I was originally going to do a list of how people look when they conquer Mount Everest which is arguably one of the hardest tasks someone can accomplish. But the idea of posting pictures of the dead bodies on Mount Everest as it illicited more gut emotion.
I think the part of the post that struck people the most was the story about the climbers having to leave the dying woman. Learning that Everest is a bit of a Wild Wild West was interesting to people. People love TIL type posts, people as I said are obsessed with death, and this was all easy to digest because it was mostly pictures. I kind of consider this one of my lowest moments at BuzzFeed as it just went viral in a sort of snuff film sort of way. Most people want to see snuff material because it’s so weird and it interests them but they feel sick doing it… I kind of consider this one of my lowest moments at BuzzFeed as it just went viral in a sort of snuff film sort of way. Too many posts like this and the ship will sink but every once in awhile I guess it’s good to cash in on trust.
Nearly 100,000 people landed in the post due to links from Reddit posts. Redditors linked to the photo list within the WTF and TIL (Today I Learned) Subreddits, and within the comments sections on various posts.
In addition, the list accrued over 60,000 referrals from StumbleUpon.
Hurricane Irene caused massive amounts of destruction to areas of North Carolina, Virginia, New Jersey, and elsewhere. But when the storm reached New York City, many New Yorkers were quick to downplay the impact of the storm.
This post was directed at those who thought the storm was a joke, reminding them that outside of our self-obsessed metropolitan island, real people were suffering from real damage.
A list post should either do 2 things: teach you something you didn’t know, or leave you in awe.
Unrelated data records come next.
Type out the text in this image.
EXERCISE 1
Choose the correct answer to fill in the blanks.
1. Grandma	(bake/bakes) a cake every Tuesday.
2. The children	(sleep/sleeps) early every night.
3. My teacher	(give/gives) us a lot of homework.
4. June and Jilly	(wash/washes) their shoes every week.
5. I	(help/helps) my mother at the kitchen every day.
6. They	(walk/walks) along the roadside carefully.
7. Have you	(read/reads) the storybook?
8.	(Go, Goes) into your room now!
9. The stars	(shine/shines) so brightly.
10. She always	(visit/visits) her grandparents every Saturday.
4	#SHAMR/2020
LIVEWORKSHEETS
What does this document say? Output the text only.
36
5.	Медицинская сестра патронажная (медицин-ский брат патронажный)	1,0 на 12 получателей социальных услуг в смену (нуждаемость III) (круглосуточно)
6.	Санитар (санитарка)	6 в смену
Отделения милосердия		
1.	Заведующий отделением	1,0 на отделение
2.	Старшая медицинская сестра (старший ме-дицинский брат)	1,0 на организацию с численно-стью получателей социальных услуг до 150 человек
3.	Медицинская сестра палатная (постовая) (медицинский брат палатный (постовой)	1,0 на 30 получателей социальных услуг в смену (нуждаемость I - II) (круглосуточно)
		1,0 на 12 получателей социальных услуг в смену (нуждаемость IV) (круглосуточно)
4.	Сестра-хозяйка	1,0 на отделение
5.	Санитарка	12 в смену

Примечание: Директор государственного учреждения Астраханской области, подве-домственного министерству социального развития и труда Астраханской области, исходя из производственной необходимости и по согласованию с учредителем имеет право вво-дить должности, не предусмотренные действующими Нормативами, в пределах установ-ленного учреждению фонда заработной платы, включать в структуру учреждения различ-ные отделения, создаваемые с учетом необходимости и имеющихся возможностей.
If you combine the two, even better. I think some of my biggest posts did just that
Nearly 200,000 views came from Facebook, as real people helped to inform one another’s opinions on how to feel about the disaster.
Timing was also an important factor as people scrambled to gauge the storm’s aftermath soon after it had passed.
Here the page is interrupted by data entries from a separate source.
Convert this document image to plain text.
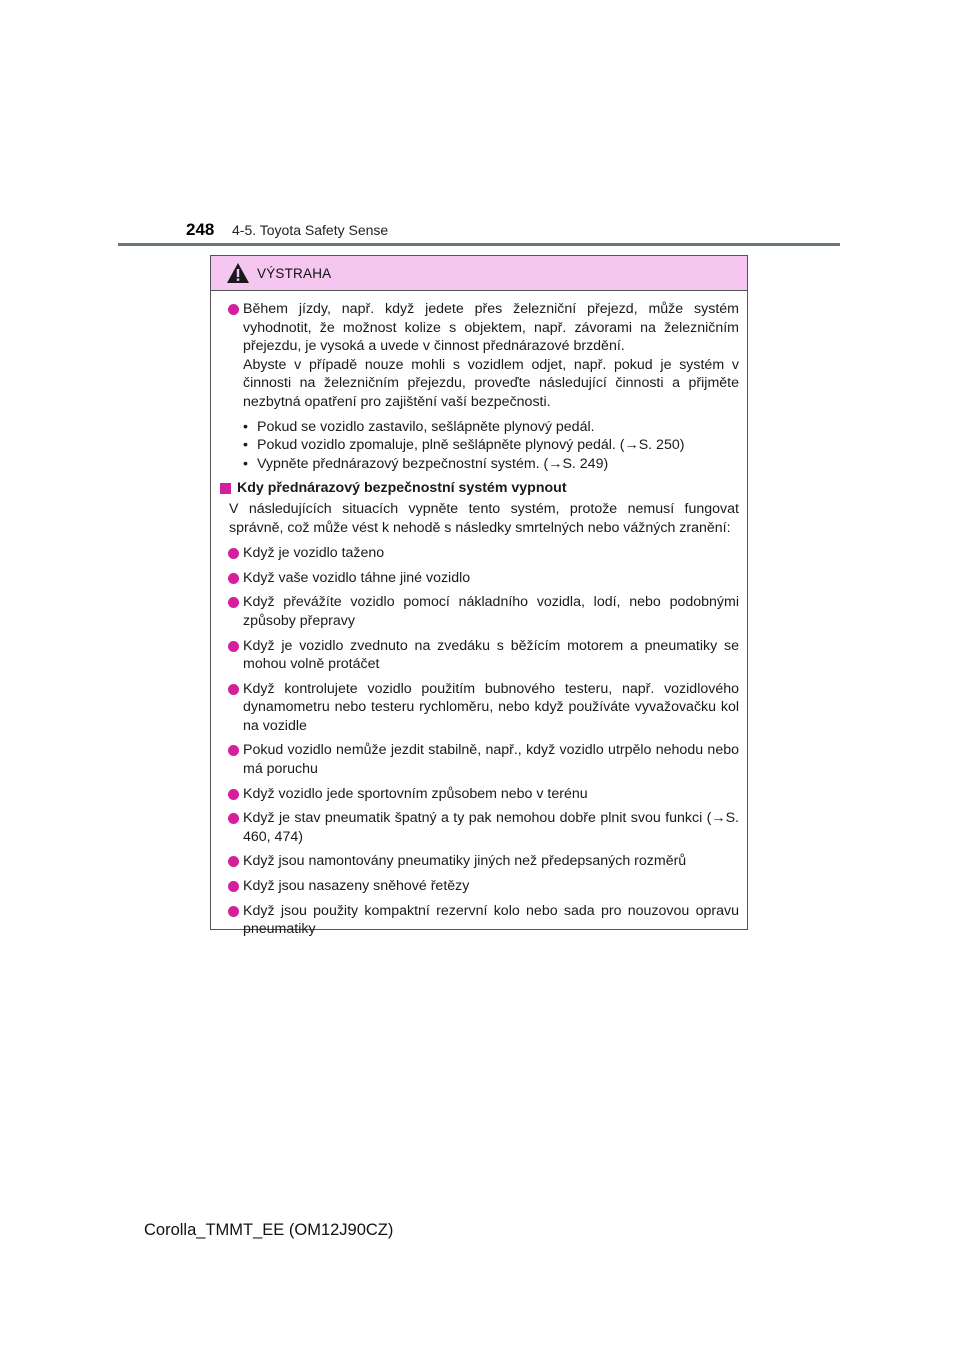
248 4-5. Toyota Safety Sense
VÝSTRAHA

Během jízdy, např. když jedete přes železniční přejezd, může systém vyhodnotit, že možnost kolize s objektem, např. závorami na železničním přejezdu, je vysoká a uvede v činnost přednárazové brzdění.

Abyste v případě nouze mohli s vozidlem odjet, např. pokud je systém v činnosti na železničním přejezdu, proveďte následující činnosti a přijměte nezbytná opatření pro zajištění vaší bezpečnosti.

• Pokud se vozidlo zastavilo, sešlápněte plynový pedál.
• Pokud vozidlo zpomaluje, plně sešlápněte plynový pedál. (→S. 250)
• Vypněte přednárazový bezpečnostní systém. (→S. 249)
Kdy přednárazový bezpečnostní systém vypnout

V následujících situacích vypněte tento systém, protože nemusí fungovat správně, což může vést k nehodě s následky smrtelných nebo vážných zranění:

Když je vozidlo taženo
Když vaše vozidlo táhne jiné vozidlo
Když převážíte vozidlo pomocí nákladního vozidla, lodí, nebo podobnými způsoby přepravy
Když je vozidlo zvednuto na zvedáku s běžícím motorem a pneumatiky se mohou volně protáčet
Když kontrolujete vozidlo použitím bubnového testeru, např. vozidlového dynamometru nebo testeru rychloměru, nebo když používáte vyvažovačku kol na vozidle
Pokud vozidlo nemůže jezdit stabilně, např., když vozidlo utrpělo nehodu nebo má poruchu
Když vozidlo jede sportovním způsobem nebo v terénu
Když je stav pneumatik špatný a ty pak nemohou dobře plnit svou funkci (→S. 460, 474)
Když jsou namontovány pneumatiky jiných než předepsaných rozměrů
Když jsou nasazeny sněhové řetězy
Když jsou použity kompaktní rezervní kolo nebo sada pro nouzovou opravu pneumatiky
Corolla_TMMT_EE (OM12J90CZ)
Matt Stopera’s East Coast earthquake aftermath photo collection was a pitch-perfect mockery of the non-disaster.
Be conscious of the overall mood/feeling/emotions the internet community is feeling about a certain news topic. For the earthquake, I saw people were saying how they barely felt the quake/it was a fluke/people were overreacting. So, I compiled a list of pics of the “damage.” So I guess, just be aware of how the internet feels about a topic and play off of it.
While 50,000 people visited the page directly, over 500,000 landed on the page through links on Facebook. News of the Earthquake spread on Twitter faster than the Earthquake’s own shockwave making it clearly a hot social topic. Since news of the quake had spread so fast, a post that reflecting people’s feelings about overractions to the quake resonated well with readers.
What’s cuter that pets? Babies. What’s cuter than babies? Babies with pets. There’s a reason Anne Geddes has sold over 18 million copies of her photo books.
Over 240,000 people found the page through StumbleUpon, while another 5,000 Liked the page on Facebook.
Generally speaking, evergreen content (timeless, non-event-based, always fresh) works well on StumbleUpon. Lists of photos that conform to a theme also seem to do well with StumbleUpon’s visually-oriented, channel-surfing user-base.
Never underestimate the appeal of underground hip hop. Devoid of the materialistic, money-oriented lyrical themes that are all-too-present in the most popular, most commercial rap, Scroobius Pip’s music provides a strong alternative to what radio and TV have to offer.
Also, he cuts his own hair in the video, so that’s kind of neat.
This post from BurnRed only received 160 views from people who visit BuzzFeed directly. However, 70,000 views came through StumbleUpon, showing that you don’t always need a BuzzFeed editor’s boost to make your content go viral.